India today turns 30 years old from this issue. It has been an incredible journey for me and the magazine. In many ways, it has been the remarkable journey of India. Just think: in 1975, we had one television channel and that too black and white. Now we have nearly 300 and counting. We had 1.6 million phone connections, now with cell phones we have 116 million and 94,000 cell phones added every day. Then again we had three car models, now we have 50. The peak rate of income tax was 77 per cent, now it is 30 per cent, and so on. I am sure you get the picture. Our population has almost doubled, we have had 12 prime ministers, seven presidents, nine general elections and 182 assembly elections. For all the scandals, scams, disasters, meddlesome bureaucrats and pig-headed politicians, India has survived as a democracy and the economy has thrived by growing four-and-a-half times in the past 30 years.
And India Today, which has been there to record all this, has grown from a circulation of 5,000 copies to over one million copies with five editions and a readership of over 20 million without ever missing an issue. And I being the editor for the past 30 years am probably one of the longest serving editors of one publication in India. Perhaps, because I could not get around to firing myself. I must say it has been fun.
But to be honest, I am not big on nostalgia. My eternal question is: what's next? And one of my favourite car bumper stickers is: "If God wanted you to look back he would have given you eyes at the back of your head." So instead of telling you war stories about India Today which is customary for an anniversary let me indulge in some crystal-gazing about the media for the next 30 years. For the simple reason that probably I won't be around to be told I was wrong and even if I last that long I would be too senile to understand. So, here goes.
The mainstream media as it exists today will almost vanish. People will get news and analyses any time of the day or night at the click of a computer mouse or by tapping a few keys of their cell phones-as text, in voice, on video or in all the three forms. Only those media organisations that can deliver news across mediums, and do so well, will survive.
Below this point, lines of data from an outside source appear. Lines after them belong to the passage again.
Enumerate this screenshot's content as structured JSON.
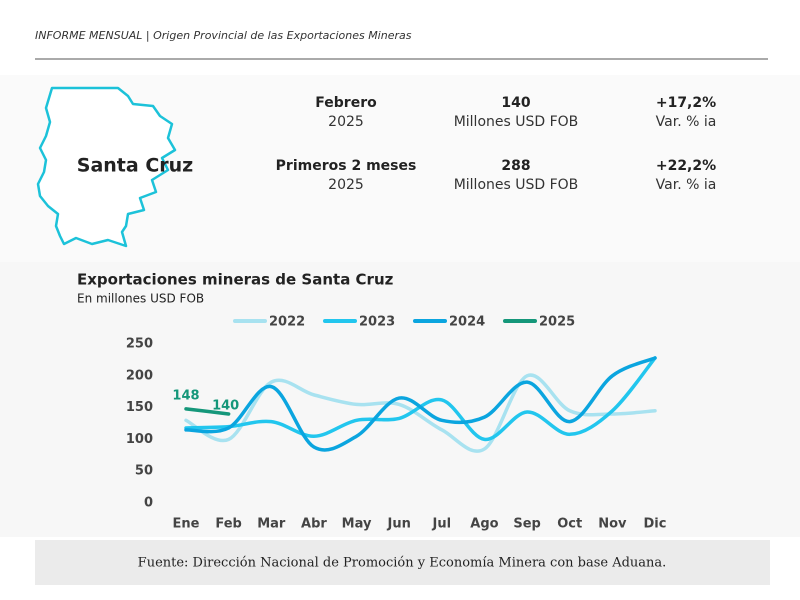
{
  "header": {
    "title": "INFORME MENSUAL | Origen Provincial de las Exportaciones Mineras"
  },
  "province": "Santa Cruz",
  "stats": [
    {
      "period": "Febrero",
      "year": "2025",
      "value": 140,
      "unit": "Millones USD FOB",
      "change": "+17,2%",
      "change_label": "Var. % ia"
    },
    {
      "period": "Primeros 2 meses",
      "year": "2025",
      "value": 288,
      "unit": "Millones USD FOB",
      "change": "+22,2%",
      "change_label": "Var. % ia"
    }
  ],
  "chart_data": {
    "type": "line",
    "title": "Exportaciones mineras de Santa Cruz",
    "subtitle": "En millones USD FOB",
    "categories": [
      "Ene",
      "Feb",
      "Mar",
      "Abr",
      "May",
      "Jun",
      "Jul",
      "Ago",
      "Sep",
      "Oct",
      "Nov",
      "Dic"
    ],
    "series": [
      {
        "name": "2022",
        "color": "#a8e2f0",
        "values": [
          130,
          100,
          190,
          170,
          155,
          155,
          115,
          85,
          200,
          145,
          140,
          145
        ]
      },
      {
        "name": "2023",
        "color": "#22c6ee",
        "values": [
          118,
          120,
          128,
          105,
          130,
          133,
          162,
          100,
          143,
          108,
          145,
          228
        ]
      },
      {
        "name": "2024",
        "color": "#0ba5df",
        "values": [
          115,
          118,
          183,
          88,
          105,
          165,
          130,
          135,
          190,
          128,
          200,
          228
        ]
      },
      {
        "name": "2025",
        "color": "#15977a",
        "values": [
          148,
          140,
          null,
          null,
          null,
          null,
          null,
          null,
          null,
          null,
          null,
          null
        ],
        "show_labels": true
      }
    ],
    "ylim": [
      0,
      250
    ],
    "yticks": [
      0,
      50,
      100,
      150,
      200,
      250
    ],
    "grid": false
  },
  "source": "Fuente: Dirección Nacional de Promoción y Economía Minera con base Aduana."
}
Yet, the change won't be only in delivery. A bigger change will take place in content. The Next Big Thing will be interactivity. Already today's teens and twenty-somethings don't consider editors and reporters to be god-like figures from above telling them what's important. A growing number of them don't want news presented as gospel. They would like to engage and even question journalists in more extended discussions. News will become a commodity and journalists will have to be masters in their areas of expertise, ready to be held accountable.
These changes will come sooner than we think and the current media can only ignore them at its peril. These are exciting times for the media with the sector growing at a rate of 18 per cent a year. It must, however, prepare for the future, otherwise it risks becoming an endangered species.
There will be enormous change but what will not die is the art of story-telling in whichever form it comes. Compelling, well-told stories will always have a market. We at India Today hope we continue to excel at that for the next 30 years.
This issue is a landmark in our history. At 384 pages, it is the biggest issue we have produced. It has concentrated on the number 30, featuring 30 living legends, 30 people turning 30 and 30 turning points in history, and has guest columns from an array of experts, among them two prime ministers, one current, Manmohan Singh, and one former, Atal Bihari Vajpayee. It was put together by Executive Editor Kaveree Bamzai, Art Director Sapna Kapoor, Assistant Editor Aasheesh Sharma and sub-editors Sushmita Choudhury and Gaurav Rajkhowa. Reading it reminded me of how much had been packed into these 30 years, though they seemed to have gone by in a flash. Forgive me for saying so myself, but it truly is a collector's item. My advice: Read and keep.